Dr Jeffrey Jones is Reader in Ceramics at Cardiff Metropolitan University. In 2009-2011 he was a visiting Research Fellow at the Henry Moore Institute, Leeds, the main output being the curation of the exhibition A Rough Equivalent: Sculpture and Pottery from the Post-War Period, at Leeds Art Gallery (Sept. 2010 – Jan. 2011) with an accompanying interpretative essay published by the Institute. His book Studio Pottery in Britain 1900-2005, a major survey of the field, was published by A&C Black in 2007. In 2012 he contributed a chapter to the book Gordon Baldwin: Objects for a Landscape, which was published to accompany the retrospective exhibition of Baldwin’s work at York Art Gallery. He is founder-editor of Interpreting Ceramics electronic journal, www.interpretingceramics.com . With Prof. Moira Vincentelli of Aberystwyth University, he led the initiative to establish the National Centre for Ceramics in Wales in 2010.
Andrew Renton is Head of Applied Art at Amgueddfa Cymru – National Museum Wales. Since joining the Museum in 1999, he has emphasised the development of the Museum’s collection of contemporary applied art, seeking to work with artists and to use collections creatively as part of an active and ambitious acquisition strategy. He has curated exhibitions at the National Museum in Cardiff in collaboration with Edmund de Waal (Arcanum: mapping European porcelain, 2005) and Elizabeth Fritsch (Dynamic Structures: Painted Vessels by Elizabeth Fritsch, 2010). His other priorities have included research into and acquisitions for the full range of post-mediaeval applied art collections, in particular Welsh ceramics and historic silver. Prior to moving to Cardiff, he worked for six years at National Museums Liverpool as a curator of applied art, including three years as Curator of the Lady Lever Art Gallery.
Laura Gray was formerly Assistant Curator for Art at the Harris Museum and Art Gallery, Preston.
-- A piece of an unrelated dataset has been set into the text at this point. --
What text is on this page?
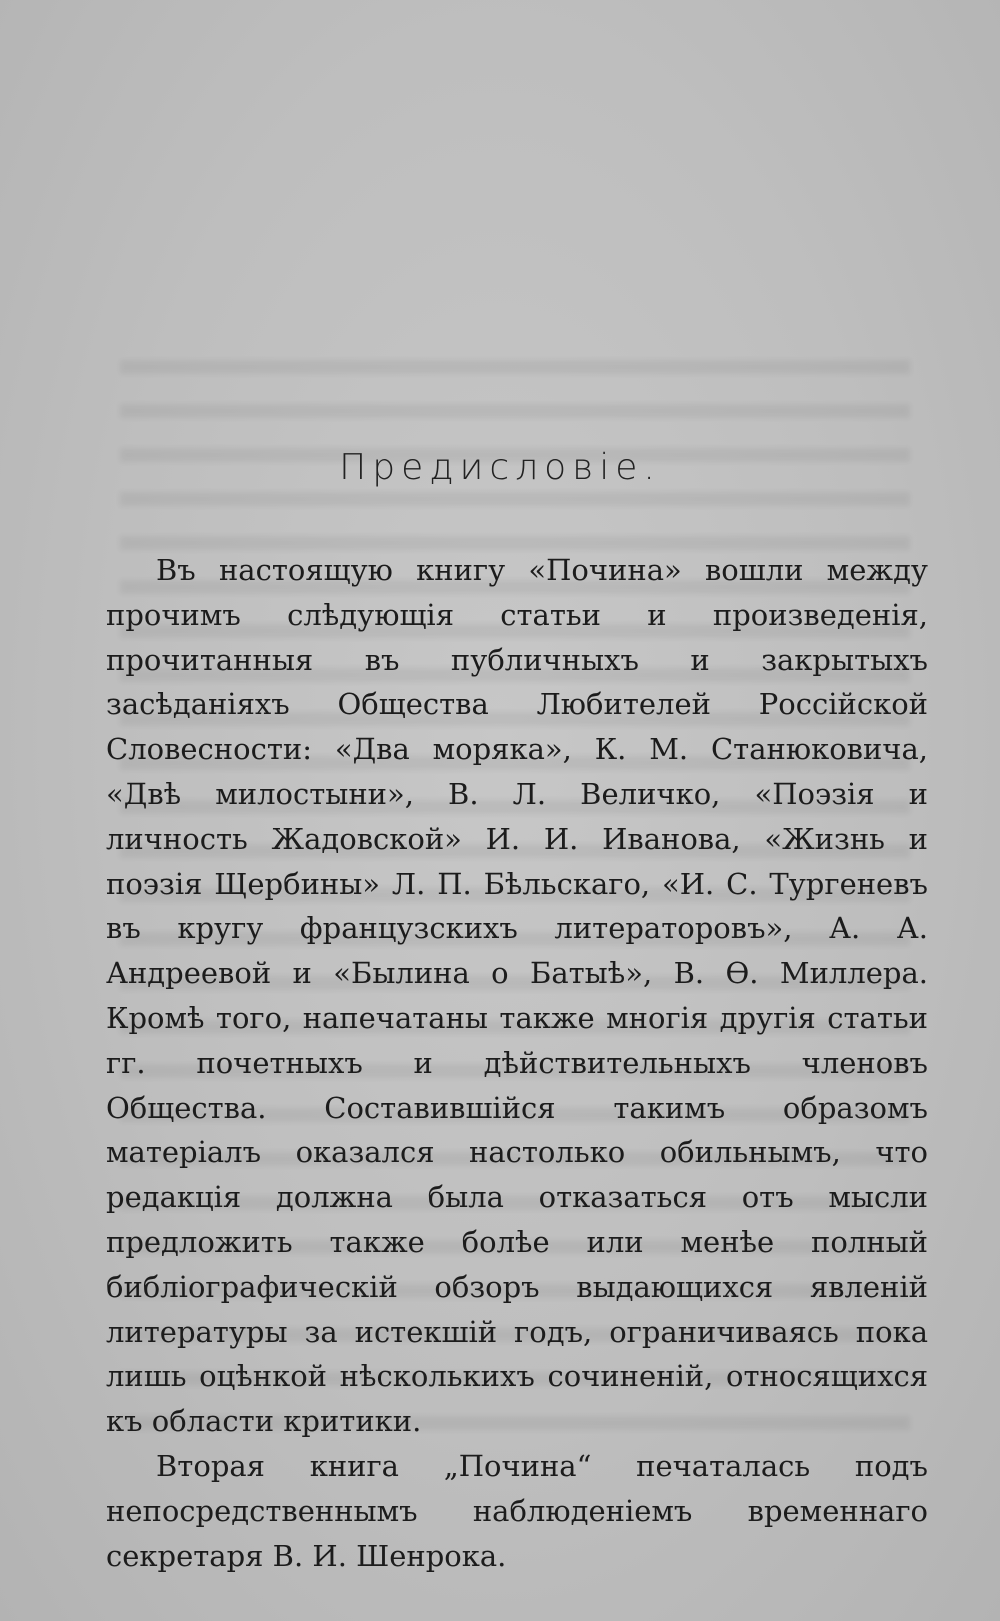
Предисловіе.

Въ настоящую книгу «Почина» вошли между прочимъ слѣдующія статьи и произведенія, прочитанныя въ публичныхъ и закрытыхъ засѣданіяхъ Общества Любителей Россійской Словесности: «Два моряка», К. М. Станюковича, «Двѣ милостыни», В. Л. Величко, «Поэзія и личность Жадовской» И. И. Иванова, «Жизнь и поэзія Щербины» Л. П. Бѣльскаго, «И. С. Тургеневъ въ кругу французскихъ литераторовъ», А. А. Андреевой и «Былина о Батыѣ», В. Ѳ. Миллера. Кромѣ того, напечатаны также многія другія статьи гг. почетныхъ и дѣйствительныхъ членовъ Общества. Составившійся такимъ образомъ матеріалъ оказался настолько обильнымъ, что редакція должна была отказаться отъ мысли предложить также болѣе или менѣе полный библіографическій обзоръ выдающихся явленій литературы за истекшій годъ, ограничиваясь пока лишь оцѣнкой нѣсколькихъ сочиненій, относящихся къ области критики.

Вторая книга „Почина“ печаталась подъ непосредственнымъ наблюденіемъ временнаго секретаря В. И. Шенрока.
She has also worked as a curator in the Fine and Decorative Art department of the National Army Museum in London. She is currently in the final year of her doctorate at Cardiff School of Art. Her PhD is entitled ‘In What Ways are the Relationships Between Pottery and Sculpture Negotiated and Revealed in Contemporary Ceramics Practice?’. Her chapter ‘Sydney Paviere and the Harris Museum & Art Gallery’ is published in Museums and Biographies (Boydell Press) in 2012.